En cas de séparation ou de décès
     

"Notaires Val-de-Loire", mai 2008

EN CAS DE SEPARATION OU DE DECES

La rupture ou le divorce
Si les choses sont très claires en cas de divorce, puisque la convention établie par les époux ou le jugement de divorce doivent prévoir toutes les conséquences de la séparation, il en va tout autrement en cas de rupture du PACS.

En effet, dans ce dernier cas, la loi facilite la rupture puisqu’il suffit d’une déclaration conjointe au greffe du tribunal d’instance auprès duquel les partenaires se sont pacsés ou si un seul des partenaires décide de la rupture, d’une signification par huissier

Mais les partenaires doivent procéder eux-mêmes aux règlements des effets de leur rupture (partage des biens, résidence des enfants, pension alimentaire, …).
En cas de désaccord ils devront multiplier les procédures (devant le juge aux affaires familiales pour les problèmes de garde d’enfant, devant le tribunal de grande instance pour les problèmes de partage).

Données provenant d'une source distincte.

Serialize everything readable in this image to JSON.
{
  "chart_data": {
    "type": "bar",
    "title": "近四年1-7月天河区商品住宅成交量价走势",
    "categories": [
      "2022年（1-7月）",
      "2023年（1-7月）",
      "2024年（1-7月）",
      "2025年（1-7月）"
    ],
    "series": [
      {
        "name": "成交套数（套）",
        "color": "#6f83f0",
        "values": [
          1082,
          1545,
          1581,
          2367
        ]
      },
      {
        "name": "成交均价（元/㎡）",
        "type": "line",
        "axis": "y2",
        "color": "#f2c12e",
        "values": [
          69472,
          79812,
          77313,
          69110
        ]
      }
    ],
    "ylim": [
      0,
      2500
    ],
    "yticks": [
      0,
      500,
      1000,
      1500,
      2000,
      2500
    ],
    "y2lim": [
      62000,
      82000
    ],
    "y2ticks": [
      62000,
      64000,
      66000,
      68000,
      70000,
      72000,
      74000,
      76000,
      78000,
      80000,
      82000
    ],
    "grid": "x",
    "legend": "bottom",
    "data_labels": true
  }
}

De plus, contrairement à l’ex-époux, l’ex-partenaire ne peut prétendre au versement d’une prestation compensatoire.

Le décès
Là encore, les partenaires d’un PACS sont beaucoup moins bien protégé.
Même si fiscalement, pacsés et époux profitent des mêmes avantages, civilement il en va tout autrement.

En effet, la loi prévoit que le conjoint survivant a toujours vocation à recueillir une partie de la succession du défunt , même si le défunt n’a rien prévu en ce sens et sauf stipulation contraire expresse du défunt.

Au contraire le partenaire survivant ne recueillera des biens dans la succession que si le défunt l’a expressément stipulé ; à défaut de testament ce sont les héritiers déterminés par la loi qui héritent (enfant, parent, …).

De plus la part que le conjoint survivant peut recueillir dans la succession est plus importante que la part que le partenaire survivant peut recueillir par testament.

En ce qui concerne le logement, le conjoint survivant est mieux protégé que le partenaire survivant d’un PACS S’ils peuvent tous les deux bénéficier d’un droit de jouissance gratuite sur le logement du couple et sur son mobilier pendant un an, le partenaire survivant ne pourra pas bénéficier du droit viager au logement qui n’appartient qu’au conjoint survivant.
Dans ce cas le partenaire survivant devra demander l’attribution préférentielle du logement.

Que ce soit le PACS ou le mariage, ces régimes sont aménageables en fonction de vos besoins, n’oubliez pas de demander l’aide de votre notaire pour bénéficier d’un régime sur mesure.

Mais le choix ne résulte pas que de la connaissance des techniques juridiques, il faut laisser aussi une part à l’irrationnel, la part de sa propre histoire, la part de l’amour.